Palestinian villagers living in off-grid areas on the West Bank have begun using Israeli-made biogas generators that convert food leftovers and manure into methane.
The gas can be used for cooking and lighting and the portable anaerobic digester can be packed up and taken with families if they relocate, a key benefit for tent dwelling nomadic groups like the Bedouin.
The devices are made by Israeli start-up HomeBioGas and roughly 40 have been set up in a pilot project at the Palestinian village of al-Awja in the central West Bank's Jordan Valley, funded by around €500,000 (£365,000) from the European Union.
"HomeBioGas has invented this simple digester that can easily be assembled and transported," said Palestinian engineer Amer Rabayah, who coordinates installation of the devices.
The devices work by adding bacteria to a mix of water and waste to start a fermentation process that produces the gas. Once the cycle is started, the bacteria then multiply to create a self-perpetuating process.
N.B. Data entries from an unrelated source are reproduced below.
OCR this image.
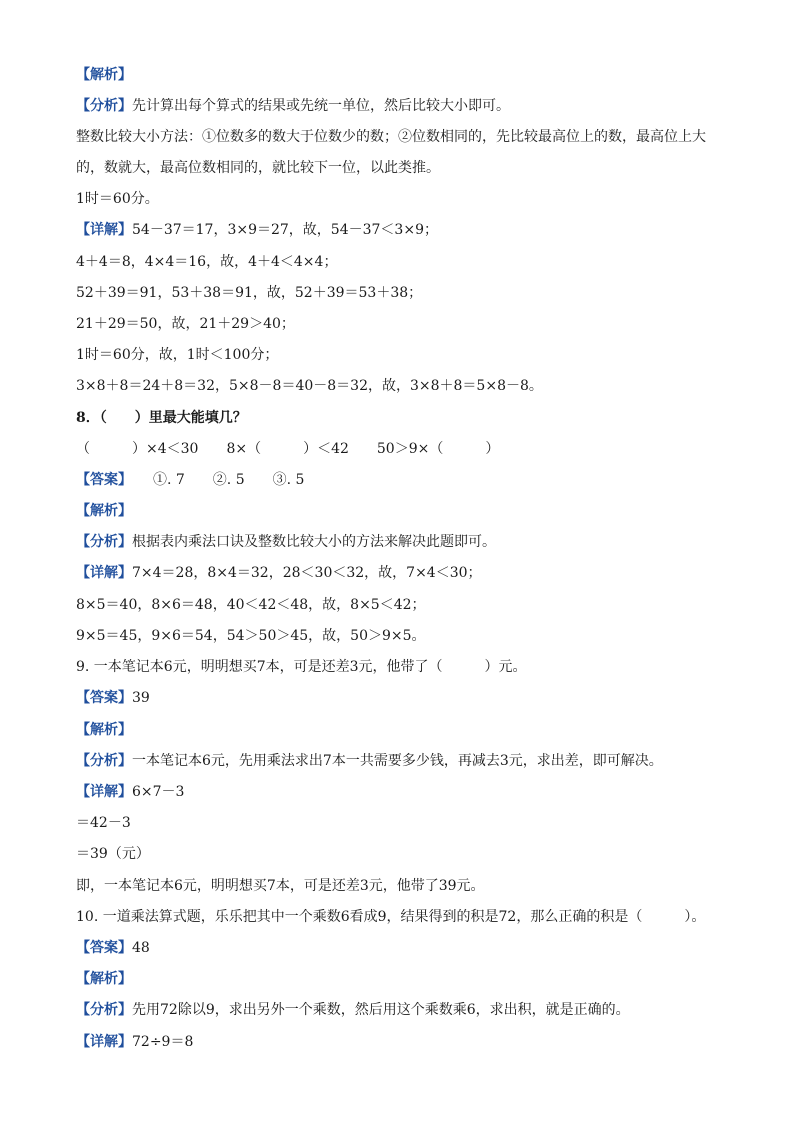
【解析】
【分析】先计算出每个算式的结果或先统一单位，然后比较大小即可。
整数比较大小方法：①位数多的数大于位数少的数；②位数相同的，先比较最高位上的数，最高位上大
的，数就大，最高位数相同的，就比较下一位，以此类推。
1时＝60分。
【详解】54－37＝17，3×9＝27，故，54－37＜3×9；
4＋4＝8，4×4＝16，故，4＋4＜4×4；
52＋39＝91，53＋38＝91，故，52＋39＝53＋38；
21＋29＝50，故，21＋29＞40；
1时＝60分，故，1时＜100分；
3×8＋8＝24＋8＝32，5×8－8＝40－8＝32，故，3×8＋8＝5×8－8。
8．（　　）里最大能填几？
（　　　）×4＜30　　8×（　　　）＜42　　50＞9×（　　　）
【答案】　　①. 7　　②. 5　　③. 5
【解析】
【分析】根据表内乘法口诀及整数比较大小的方法来解决此题即可。
【详解】7×4＝28，8×4＝32，28＜30＜32，故，7×4＜30；
8×5＝40，8×6＝48，40＜42＜48，故，8×5＜42；
9×5＝45，9×6＝54，54＞50＞45，故，50＞9×5。
9. 一本笔记本6元，明明想买7本，可是还差3元，他带了（　　　）元。
【答案】39
【解析】
【分析】一本笔记本6元，先用乘法求出7本一共需要多少钱，再减去3元，求出差，即可解决。
【详解】6×7－3
＝42－3
＝39（元）
即，一本笔记本6元，明明想买7本，可是还差3元，他带了39元。
10. 一道乘法算式题，乐乐把其中一个乘数6看成9，结果得到的积是72，那么正确的积是（　　　）。
【答案】48
【解析】
【分析】先用72除以9，求出另外一个乘数，然后用这个乘数乘6，求出积，就是正确的。
【详解】72÷9＝8
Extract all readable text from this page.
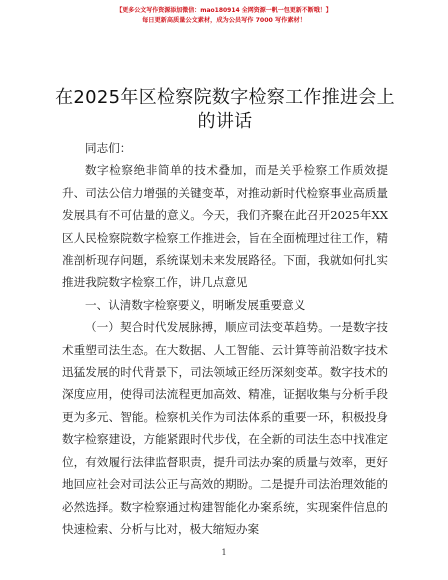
【更多公文写作资源添加微信：mao180914 全网资源一帆一包更新不断哦！】
每日更新高质量公文素材，成为公员写作 7000 写作素材！
在2025年区检察院数字检察工作推进会上的讲话

同志们：

数字检察绝非简单的技术叠加，而是关乎检察工作质效提升、司法公信力增强的关键变革，对推动新时代检察事业高质量发展具有不可估量的意义。今天，我们齐聚在此召开2025年XX区人民检察院数字检察工作推进会，旨在全面梳理过往工作，精准剖析现存问题，系统谋划未来发展路径。下面，我就如何扎实推进我院数字检察工作，讲几点意见

一、认清数字检察要义，明晰发展重要意义

（一）契合时代发展脉搏，顺应司法变革趋势。一是数字技术重塑司法生态。在大数据、人工智能、云计算等前沿数字技术迅猛发展的时代背景下，司法领域正经历深刻变革。数字技术的深度应用，使得司法流程更加高效、精准，证据收集与分析手段更为多元、智能。检察机关作为司法体系的重要一环，积极投身数字检察建设，方能紧跟时代步伐，在全新的司法生态中找准定位，有效履行法律监督职责，提升司法办案的质量与效率，更好地回应社会对司法公正与高效的期盼。二是提升司法治理效能的必然选择。数字检察通过构建智能化办案系统，实现案件信息的快速检索、分析与比对，极大缩短办案

1
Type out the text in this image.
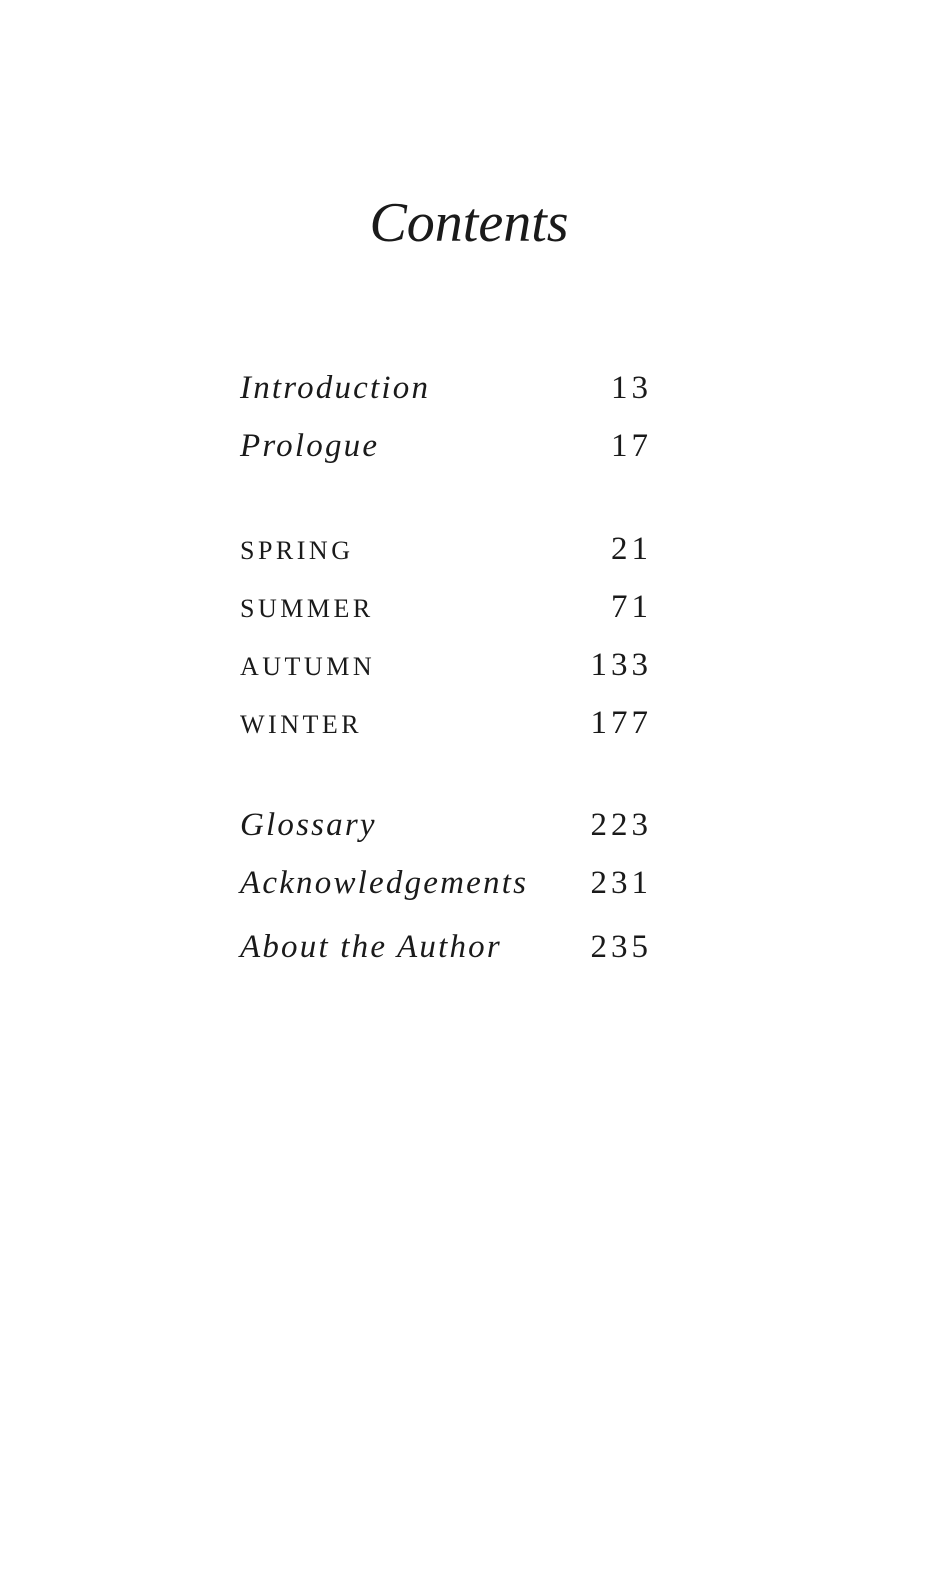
Contents
Introduction	13
Prologue	17
SPRING	21
SUMMER	71
AUTUMN	133
WINTER	177
Glossary	223
Acknowledgements 231
About the Author	235
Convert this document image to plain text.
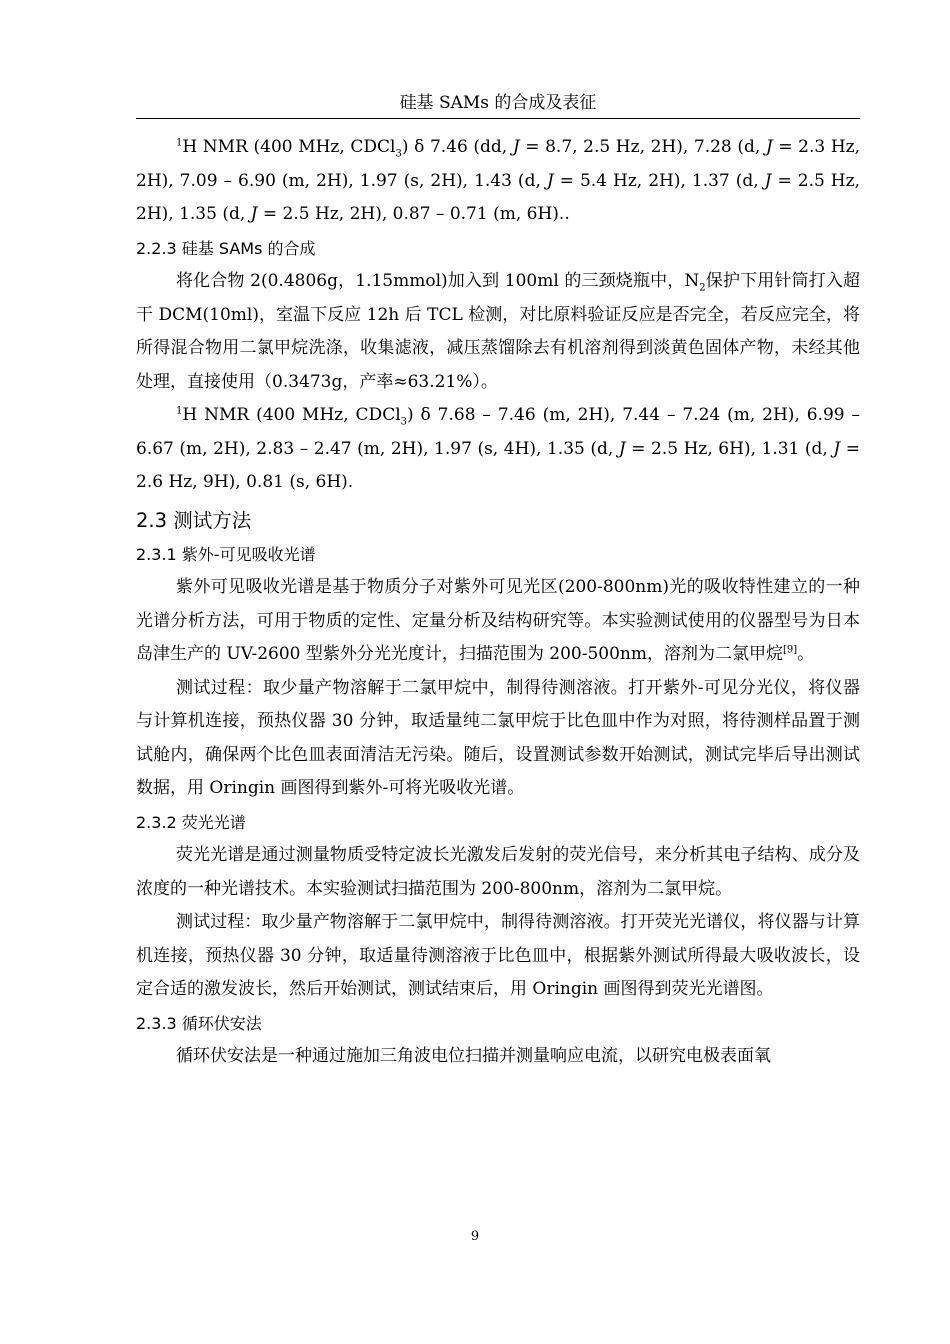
硅基 SAMs 的合成及表征

$^1$H NMR (400 MHz, CDCl$_3$) δ 7.46 (dd, J = 8.7, 2.5 Hz, 2H), 7.28 (d, J = 2.3 Hz, 2H), 7.09 – 6.90 (m, 2H), 1.97 (s, 2H), 1.43 (d, J = 5.4 Hz, 2H), 1.37 (d, J = 2.5 Hz, 2H), 1.35 (d, J = 2.5 Hz, 2H), 0.87 – 0.71 (m, 6H)..

2.2.3 硅基 SAMs 的合成

将化合物 2(0.4806g，1.15mmol)加入到 100ml 的三颈烧瓶中，$N_2$保护下用针筒打入超干 DCM(10ml)，室温下反应 12h 后 TCL 检测，对比原料验证反应是否完全，若反应完全，将所得混合物用二氯甲烷洗涤，收集滤液，减压蒸馏除去有机溶剂得到淡黄色固体产物，未经其他处理，直接使用（0.3473g，产率≈63.21%）。

$^1$H NMR (400 MHz, CDCl$_3$) δ 7.68 – 7.46 (m, 2H), 7.44 – 7.24 (m, 2H), 6.99 – 6.67 (m, 2H), 2.83 – 2.47 (m, 2H), 1.97 (s, 4H), 1.35 (d, J = 2.5 Hz, 6H), 1.31 (d, J = 2.6 Hz, 9H), 0.81 (s, 6H).

2.3 测试方法
2.3.1 紫外-可见吸收光谱

紫外可见吸收光谱是基于物质分子对紫外可见光区(200-800nm)光的吸收特性建立的一种光谱分析方法，可用于物质的定性、定量分析及结构研究等。本实验测试使用的仪器型号为日本岛津生产的 UV-2600 型紫外分光光度计，扫描范围为 200-500nm，溶剂为二氯甲烷[9]。

测试过程：取少量产物溶解于二氯甲烷中，制得待测溶液。打开紫外-可见分光仪，将仪器与计算机连接，预热仪器 30 分钟，取适量纯二氯甲烷于比色皿中作为对照，将待测样品置于测试舱内，确保两个比色皿表面清洁无污染。随后，设置测试参数开始测试，测试完毕后导出测试数据，用 Oringin 画图得到紫外-可将光吸收光谱。

2.3.2 荧光光谱

荧光光谱是通过测量物质受特定波长光激发后发射的荧光信号，来分析其电子结构、成分及浓度的一种光谱技术。本实验测试扫描范围为 200-800nm，溶剂为二氯甲烷。

测试过程：取少量产物溶解于二氯甲烷中，制得待测溶液。打开荧光光谱仪，将仪器与计算机连接，预热仪器 30 分钟，取适量待测溶液于比色皿中，根据紫外测试所得最大吸收波长，设定合适的激发波长，然后开始测试，测试结束后，用 Oringin 画图得到荧光光谱图。

2.3.3 循环伏安法

循环伏安法是一种通过施加三角波电位扫描并测量响应电流，以研究电极表面氧

9
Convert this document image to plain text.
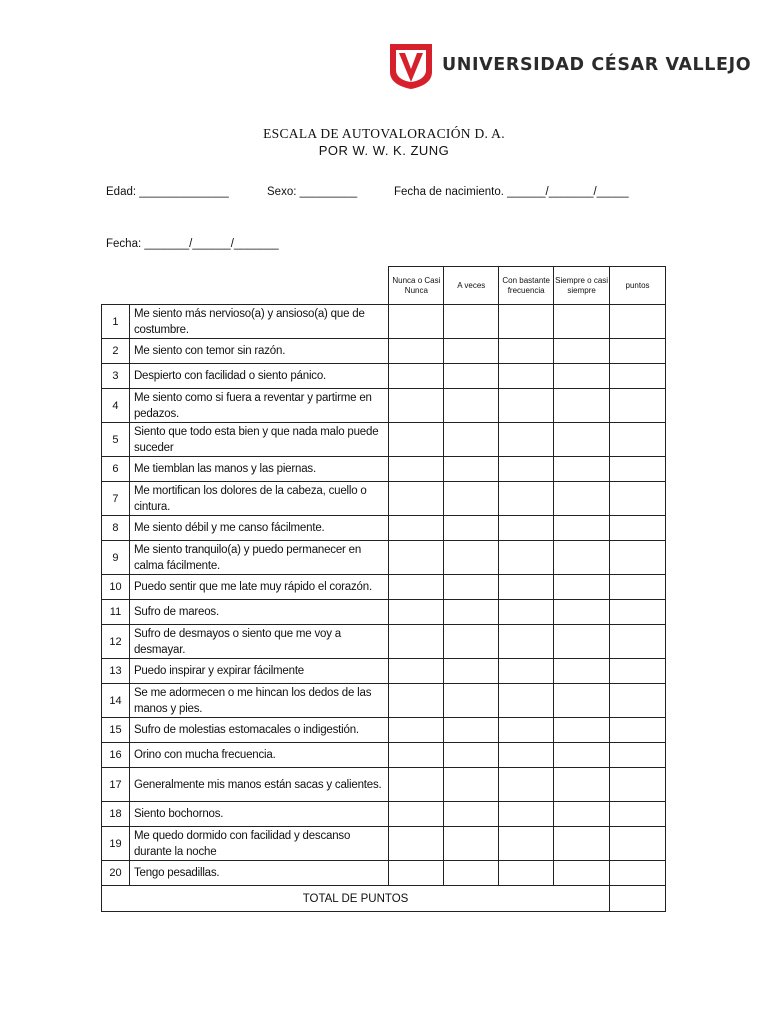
UNIVERSIDAD CÉSAR VALLEJO
ESCALA DE AUTOVALORACIÓN D. A.
POR W. W. K. ZUNG
Edad: ______________	Sexo: _________	Fecha de nacimiento. ______/_______/_____
Fecha: _______/______/_______
		Nunca o Casi Nunca	A veces	Con bastante frecuencia	Siempre o casi siempre	puntos
1	Me siento más nervioso(a) y ansioso(a) que de costumbre.					
2	Me siento con temor sin razón.					
3	Despierto con facilidad o siento pánico.					
4	Me siento como si fuera a reventar y partirme en pedazos.					
5	Siento que todo esta bien y que nada malo puede suceder					
6	Me tiemblan las manos y las piernas.					
7	Me mortifican los dolores de la cabeza, cuello o cintura.					
8	Me siento débil y me canso fácilmente.					
9	Me siento tranquilo(a) y puedo permanecer en calma fácilmente.					
10	Puedo sentir que me late muy rápido el corazón.					
11	Sufro de mareos.					
12	Sufro de desmayos o siento que me voy a desmayar.					
13	Puedo inspirar y expirar fácilmente					
14	Se me adormecen o me hincan los dedos de las manos y pies.					
15	Sufro de molestias estomacales o indigestión.					
16	Orino con mucha frecuencia.					
17	Generalmente mis manos están sacas y calientes.					
18	Siento bochornos.					
19	Me quedo dormido con facilidad y descanso durante la noche					
20	Tengo pesadillas.					
TOTAL DE PUNTOS						
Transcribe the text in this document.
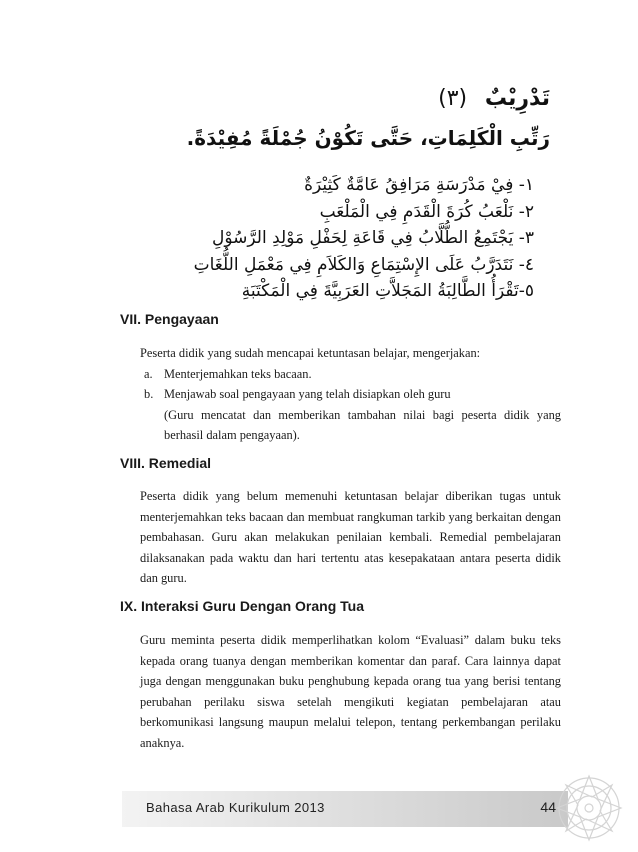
تَدْرِيْبٌ (٣)
رَتِّبِ الْكَلِمَاتِ، حَتَّى تَكُوْنُ جُمْلَةً مُفِيْدَةً.
١- فِيْ مَدْرَسَةِ مَرَافِقُ عَامَّةٌ كَثِيْرَةٌ
٢- نَلْعَبُ كُرَةَ الْقَدَمِ فِي الْمَلْعَبِ
٣- يَجْتَمِعُ الطُّلَّابُ فِي قَاعَةِ لِحَفْلِ مَوْلِدِ الرَّسُوْلِ
٤- نَتَدَرَّبُ عَلَى الإِسْتِمَاعِ وَالكَلاَمِ فِي مَعْمَلِ اللُّغَاتِ
٥-تَقْرَأُ الطَّالِبَةُ المَجَلاَّتِ العَرَبِيَّةَ فِي الْمَكْتَبَةِ
VII. Pengayaan

Peserta didik yang sudah mencapai ketuntasan belajar, mengerjakan:

a. Menterjemahkan teks bacaan.
b. Menjawab soal pengayaan yang telah disiapkan oleh guru

(Guru mencatat dan memberikan tambahan nilai bagi peserta didik yang berhasil dalam pengayaan).

VIII. Remedial
Peserta didik yang belum memenuhi ketuntasan belajar diberikan tugas untuk menterjemahkan teks bacaan dan membuat rangkuman tarkib yang berkaitan dengan pembahasan. Guru akan melakukan penilaian kembali. Remedial pembelajaran dilaksanakan pada waktu dan hari tertentu atas kesepakataan antara peserta didik dan guru.
IX. Interaksi Guru Dengan Orang Tua
Guru meminta peserta didik memperlihatkan kolom “Evaluasi” dalam buku teks kepada orang tuanya dengan memberikan komentar dan paraf. Cara lainnya dapat juga dengan menggunakan buku penghubung kepada orang tua yang berisi tentang perubahan perilaku siswa setelah mengikuti kegiatan pembelajaran atau berkomunikasi langsung maupun melalui telepon, tentang perkembangan perilaku anaknya.
Bahasa Arab Kurikulum 2013	44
The digesters also produce rich liquid fertiliser as a byproduct that can be used to boost crop growth for a population that largely relies on agriculture for income, said Oshik Efrati, chief executive officer of HomeBioGas.
Clean-burning methane produced by the device will also help to save many lives in rural areas across the world where smoke from cooking on an open fire causes severe respiratory illness and death, Efrati added.
HomeBioGas estimates that up to 2.7 billion people live in under-served communities with no access to clean energy and waste disposal services, while 4.3 million women and children die each year due to inhaling smoke from indoor open fires.
"This system will be available to everyone that needs it in the developing world. It will eliminate waste, it makes clean gas and there is no need to breathe in any smoke," he said.
A group of Israeli and Palestinian volunteers helped assemble the digesters, facilitated by the Peres Center for Peace, set up by former Israeli president Shimon Peres.
The digesters take about three hours to install and the materials and construction costs amount to a few hundred dollars per unit. It is best suited for use in warm climates, says HomeBioGas
Some digesters have also been provided to Bedouin in Israel in partnership with the Arava Institute for Environmental Studies, based in the arid Negev desert.
The company aims to expand its production capacity and enlist governments and aid agencies to buy digesters for impoverished communities, Efrati sai, and the company also sees affluent, environmentally aware Western consumers as future clients for its product.